Tim Peters tim.one@comcast.net
Fri, 4 Jul 2003 16:25:10 -0400


[Guido]
> Hm...  Do you have a suggestion for making the code more ANSI
> conformant?

Note that it's not possible to write a useful and portable memory allocator
in 100% standard ANSI C.  This was true even under K&R C's fuzzy rules
interpreted in favor of cowboys (see K&R's discussion of malloc in "The C
Programming Language").  pymalloc's abuses are mild, as such things go.

> Surely checking whether an address is within a certain range shouldn't
> require accessing any out-of-bounds memory?

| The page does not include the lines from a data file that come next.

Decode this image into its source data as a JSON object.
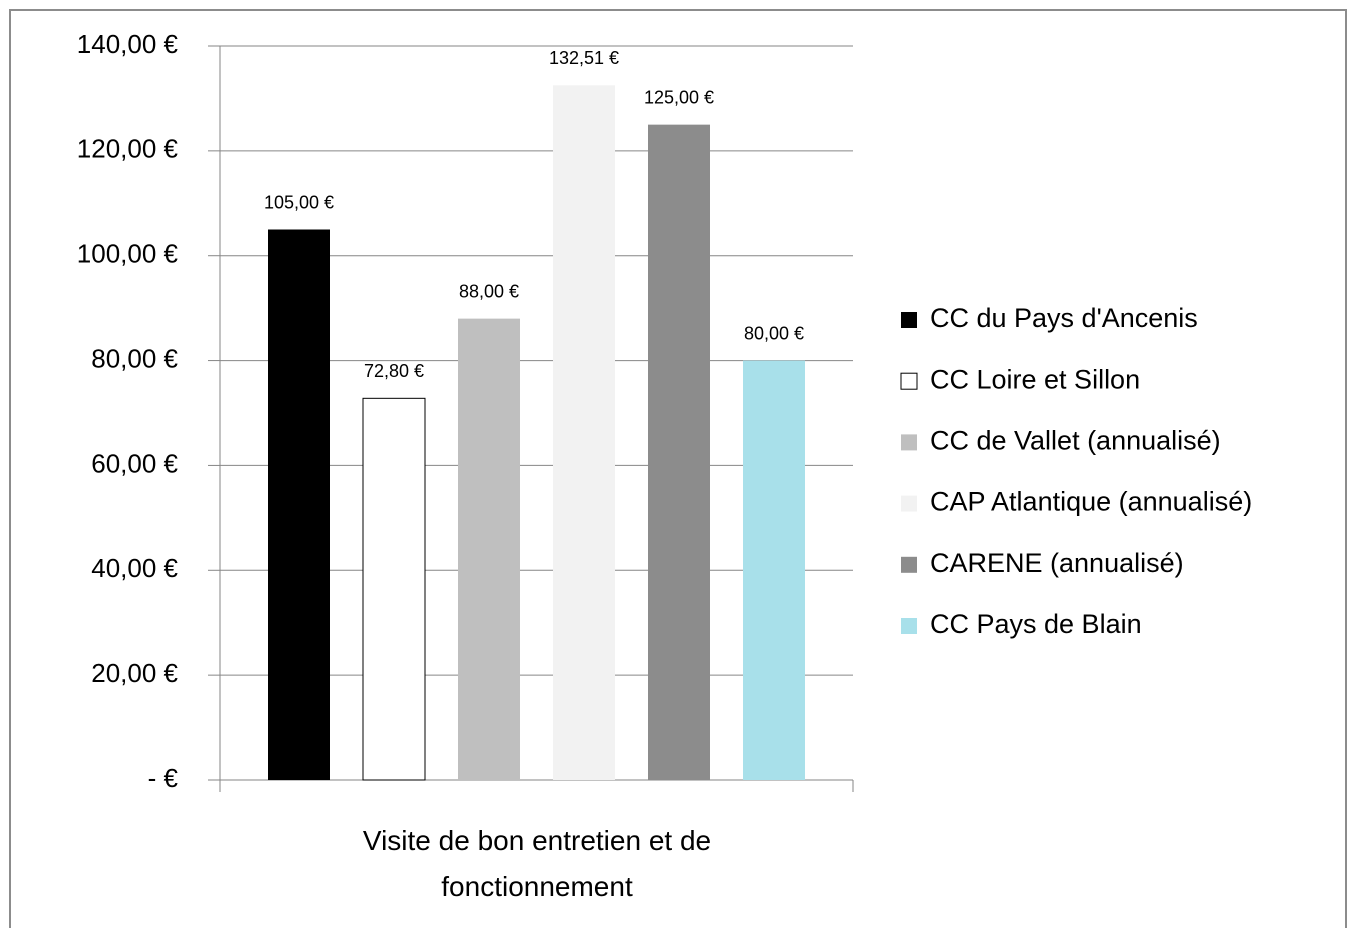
{
  "chart_data": {
    "type": "bar",
    "categories": [
      "Visite de bon entretien et de fonctionnement"
    ],
    "series": [
      {
        "name": "CC du Pays d'Ancenis",
        "color": "#000000",
        "values": [
          105.0
        ],
        "value_labels": [
          "105,00 €"
        ]
      },
      {
        "name": "CC Loire et Sillon",
        "color": "#ffffff",
        "values": [
          72.8
        ],
        "value_labels": [
          "72,80 €"
        ]
      },
      {
        "name": "CC de Vallet (annualisé)",
        "color": "#bfbfbf",
        "values": [
          88.0
        ],
        "value_labels": [
          "88,00 €"
        ]
      },
      {
        "name": "CAP Atlantique (annualisé)",
        "color": "#f2f2f2",
        "values": [
          132.51
        ],
        "value_labels": [
          "132,51 €"
        ]
      },
      {
        "name": "CARENE (annualisé)",
        "color": "#8c8c8c",
        "values": [
          125.0
        ],
        "value_labels": [
          "125,00 €"
        ]
      },
      {
        "name": "CC Pays de Blain",
        "color": "#a8e0ea",
        "values": [
          80.0
        ],
        "value_labels": [
          "80,00 €"
        ]
      }
    ],
    "ylim": [
      0,
      140
    ],
    "yticks": [
      {
        "value": 0,
        "label": "- €"
      },
      {
        "value": 20,
        "label": "20,00 €"
      },
      {
        "value": 40,
        "label": "40,00 €"
      },
      {
        "value": 60,
        "label": "60,00 €"
      },
      {
        "value": 80,
        "label": "80,00 €"
      },
      {
        "value": 100,
        "label": "100,00 €"
      },
      {
        "value": 120,
        "label": "120,00 €"
      },
      {
        "value": 140,
        "label": "140,00 €"
      }
    ],
    "grid": true,
    "legend": "right"
  }
}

"range" doesn't apply, but "ranges" does, as each pymalloc arena is a
distinct chunk of memory.  The brilliance of the current scheme (whose core
trick is due to David Abrahams) is that it delivers a correct result
quickly, in constant time, with few branches, in time independent of how
many arenas pymalloc has allocated.

> Or am I mistaken about how the offending piece of code works?

pymalloc assumes that it can (a) losslessly cast a valid address to *some*
unsigned integral type; and, (b) also obtain a valid address (in the sense
that dereferencing won't blow up) by clearing some number of the low-order
bits.  Standard C doesn't guarantee that either can be done.  There's also a
vague assumption that the HW is byte-addressed, although that one has more
to do with memory efficiency than with correctness.

Vladimir's original code made the same assumptions, but didn't guarantee to
deliver a correct result in all cases (and I posted all-Python code at the
time that could fool it, triggering problems from overwriting byte code to
segfaults).

An intermediate version of the code delivered correct results and avoided
assumption #b, at the cost of doing a binary search over a sorted list of
arena base addresses.  It was much slower than the current code, and didn't
avoid assumption #a (that lossless casting to some unsigned integral type is
possible).  Other intermediate versions avoiding #b used binary search with
a search finger, and a splay tree, to try to speed searches.  They were also
much slower -- and much more complicated.

We get huge value out of pymalloc on the major HW architectures still
surviving, and that's worth enduring some pain.